Lefaucheux was a founder of the Association des Femmes de l'Union Française, which was concerned with the welfare of Algerians and Africans. Of the organisation, she remarked, "It is for us to see that other women in other parts of the world are helped and encouraged".

Lefaucheux was President of the National Council of French Women from 1954 to 1964. Her husband died in a car accident in 1955, and following his death, she became France's Representative to the Commission on the Status of Women of the United Nations, one of the committees of the Economic and Social Council, where she assumed the presidency. In 1957, she was elected president of the International Council of Women. From 1959 to 1960, she served as vice president for the Assembly of the French Union, representing metropolitan France.

===Death and legacy===
Lefaucheux died on 25 February 1964, a day before her 60th birthday, on a return trip to New York when her flight, Eastern Air Lines Flight 304, crashed shortly after takeoff from New Orleans.
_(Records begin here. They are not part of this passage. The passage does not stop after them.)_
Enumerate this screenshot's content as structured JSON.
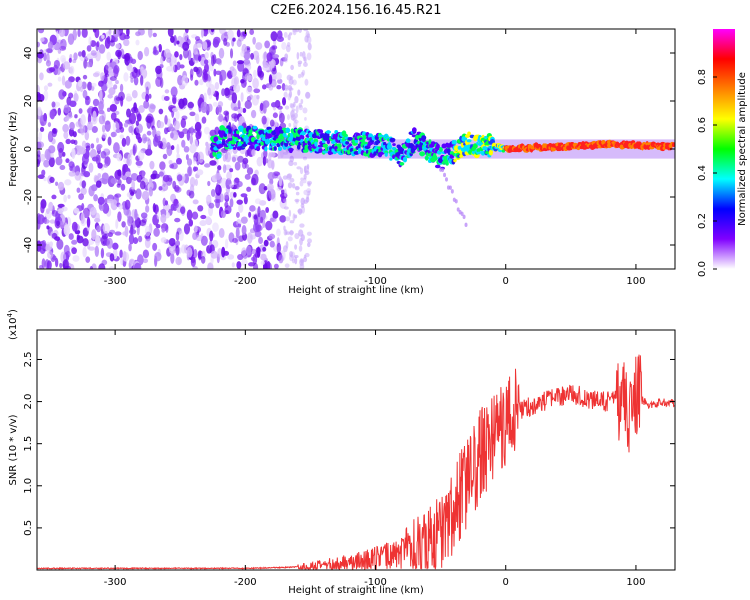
{
  "page_title": "C2E6.2024.156.16.45.R21",
  "chart_data": [
    {
      "type": "heatmap",
      "title": "",
      "xlabel": "Height of straight line (km)",
      "ylabel": "Frequency (Hz)",
      "xlim": [
        -360,
        130
      ],
      "ylim": [
        -50,
        50
      ],
      "x_ticks": [
        -300,
        -200,
        -100,
        0,
        100
      ],
      "y_ticks": [
        -40,
        -20,
        0,
        20,
        40
      ],
      "colorbar": {
        "label": "Normalized spectral amplitude",
        "range": [
          0.0,
          1.0
        ],
        "ticks": [
          0.0,
          0.2,
          0.4,
          0.6,
          0.8
        ],
        "colors": [
          "#ffffff",
          "#8000ff",
          "#0000ff",
          "#00ffff",
          "#00ff00",
          "#ffff00",
          "#ff8000",
          "#ff0000",
          "#ff00ff"
        ]
      },
      "features": {
        "noise_region_x": [
          -360,
          -170
        ],
        "noise_fade_x": [
          -170,
          -150
        ],
        "signal_track": [
          {
            "x": -220,
            "y": 5
          },
          {
            "x": -170,
            "y": 4
          },
          {
            "x": -140,
            "y": 3
          },
          {
            "x": -110,
            "y": 2
          },
          {
            "x": -90,
            "y": 1
          },
          {
            "x": -80,
            "y": -3
          },
          {
            "x": -70,
            "y": 4
          },
          {
            "x": -50,
            "y": -4
          },
          {
            "x": -30,
            "y": 2
          },
          {
            "x": -10,
            "y": 1
          },
          {
            "x": 0,
            "y": 0
          },
          {
            "x": 40,
            "y": 1
          },
          {
            "x": 80,
            "y": 2
          },
          {
            "x": 130,
            "y": 1
          }
        ]
      }
    },
    {
      "type": "line",
      "title": "",
      "xlabel": "Height of straight line (km)",
      "ylabel": "SNR (10 * v/v)",
      "y_multiplier": "(x10",
      "y_multiplier_exp": "4",
      "y_multiplier_close": ")",
      "xlim": [
        -360,
        130
      ],
      "ylim": [
        0,
        2.85
      ],
      "x_ticks": [
        -300,
        -200,
        -100,
        0,
        100
      ],
      "y_ticks": [
        0.5,
        1.0,
        1.5,
        2.0,
        2.5
      ],
      "y_tick_labels": [
        "0.5",
        "1.0",
        "1.5",
        "2.0",
        "2.5"
      ],
      "series": [
        {
          "color": "#ee3333",
          "x": [
            -360,
            -300,
            -250,
            -200,
            -170,
            -140,
            -120,
            -100,
            -80,
            -60,
            -50,
            -40,
            -30,
            -20,
            -10,
            0,
            10,
            20,
            30,
            40,
            50,
            60,
            70,
            80,
            90,
            95,
            100,
            110,
            120,
            130
          ],
          "y": [
            0.02,
            0.02,
            0.02,
            0.02,
            0.03,
            0.05,
            0.08,
            0.12,
            0.18,
            0.3,
            0.45,
            0.7,
            1.0,
            1.35,
            1.6,
            1.75,
            1.9,
            1.95,
            2.0,
            2.05,
            2.1,
            2.05,
            2.0,
            2.0,
            2.05,
            1.8,
            2.1,
            1.95,
            2.0,
            1.97
          ]
        }
      ]
    }
  ]
}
Upon her death, the International Council of Women noted:

Madame Lefaucheux had a statesmanlike brain, an indomitable fighting spirit for the advancement of women's education, rights and civil duties, a keen sense of strategy and tactics," adding "in her unceasing work for women of all races, as French Government representative on the United Nations Status of Women Commission, its delegate to the U.N. Human Rights Commission, and during her Presidency of the I.C.W., her achievements were outstanding.

Lefaucheux's role in the liberation of France and her rescue of her husband was alluded to in the 1966 film Is Paris Burning? The Foundation Marie-Hélène Lefaucheux was later established to help African women.